July 15, 2006
PRETEND IT'S A SILK PURSE:
Wiretapping Review Is Criticized (ERIC LICHTBLAU, 7/15/06, NY Times)
Critics of the Bush administration’s program for wiretapping without warrants said Friday that they would fight a new White House agreement to let a secret court decide the constitutionality of the operation, and the compromise plan failed to deter lawmakers from offering up competing proposals of their own.The agreement, completed Thursday by Senator Arlen Specter after negotiations with the White House, drew immediate scrutiny in Washington, as politicians, national security lawyers and civil rights advocates debated its impact and legal nuances.

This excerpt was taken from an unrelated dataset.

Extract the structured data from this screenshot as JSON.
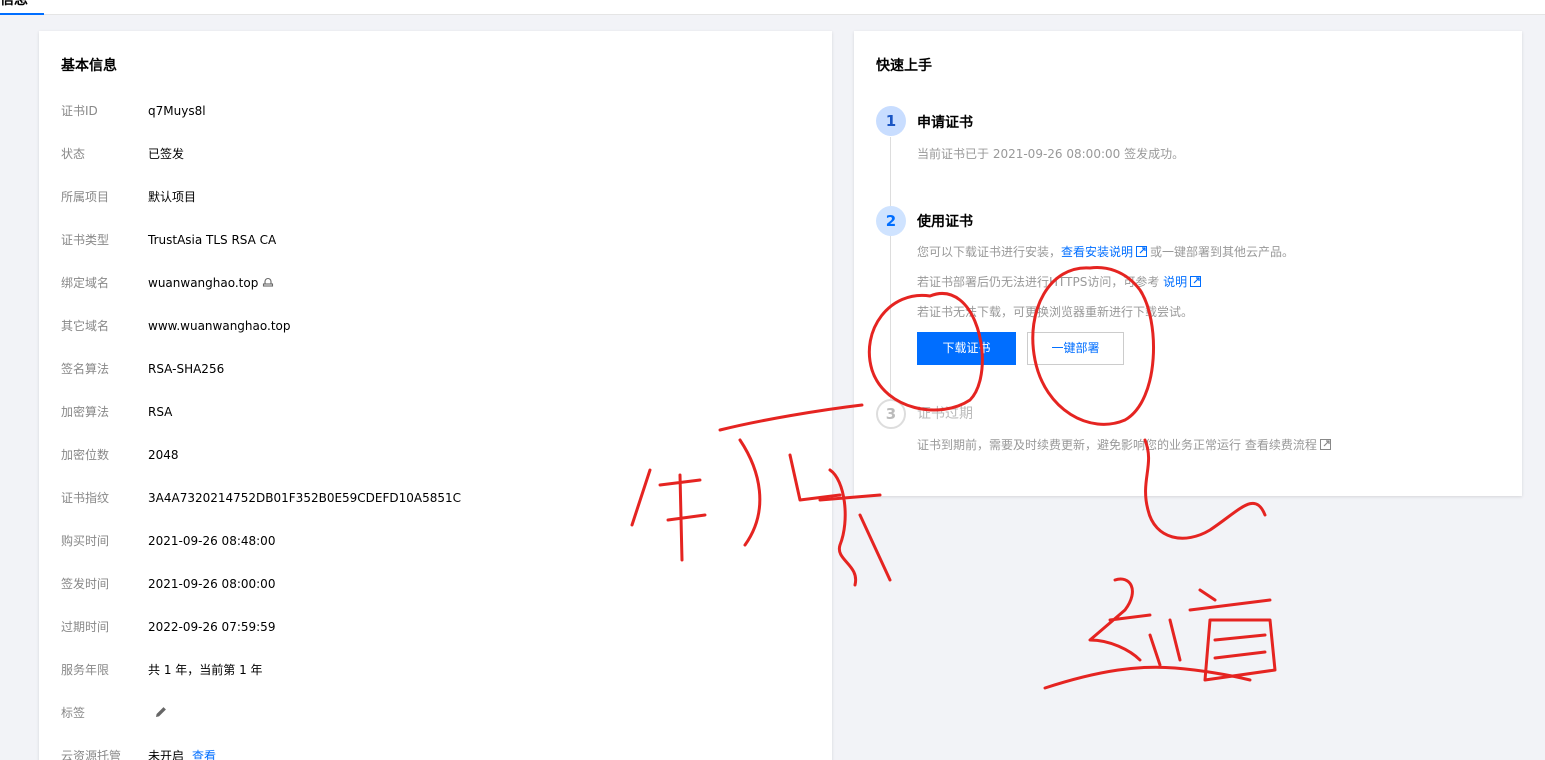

The plan would allow the secret court known as the Foreign Intelligence Surveillance Court, which normally issues wiretapping warrants in terror and spying cases, to review the program and decide on its legality. The proposal would have to be approved by Congress.
Representative Adam Schiff, a California Democrat who has been critical of the National Security Agency wiretapping program, said in an interview Friday that he saw the White House-Specter proposal as “a further abdication” of the role of Congress in setting rules for federal surveillance and wiretapping.
“We’re going to let a secret court decide for us what to do?” Mr. Schiff asked. “I think it’s a cop-out.”
Don't worry, the Executive won';t let a court stop them either. It's a Constitution-in.
MORE:
Wiretap Surrender (Washington Post, July 15, 2006)
[T]he cost of this judicial review would be ever so high. The bill's most dangerous language would effectively repeal FISA's current requirement that all domestic national security surveillance take place under its terms. The "compromise" bill would add to FISA: "Nothing in this Act shall be construed to limit the constitutional authority of the President to collect intelligence with respect to foreign powers and agents of foreign powers." It would also, in various places, insert Congress's acknowledgment that the president may have inherent constitutional authority to spy on Americans. Any reasonable court looking at this bill would understand it as withdrawing the nearly three-decade-old legal insistence that FISA is the exclusive legitimate means of spying on Americans. It would therefore legitimize whatever it is the NSA is doing -- and a whole lot more.Allowing the administration to seek authorization from the courts for an "electronic surveillance program" is almost as dangerous. The FISA court today grants warrants for individual surveillance when the government shows evidence of espionage or terrorist ties. Under this bill, the government could get permission for long-term programs involving large numbers of innocent individuals with only a showing that the program is, in general, legal and that it is "reasonably designed" to capture the communications of "a person reasonably believed to have communication with" a foreign power or terrorist group.
The bill even makes a hash out of the generally reasonable idea of transferring existing litigation to the FISA court system. It inexplicably permits the FISA courts to "dismiss a challenge to the legality of an electronic surveillance program for any reason" -- such as, say, the eye color of one of the attorneys.
This bill is not a compromise but a full-fledged capitulation on the part of the legislative branch to executive claims of power.
Posted by Orrin Judd at July 15, 2006 10:48 AM
Gee, seven months ago Democratic politicians and others on the left were up in arms that Bush was bypassing the wonderful FISC system in connection with the NSA overseas phone surveillance efforts. Now, even that court isn't good enough for Rep. Schiff.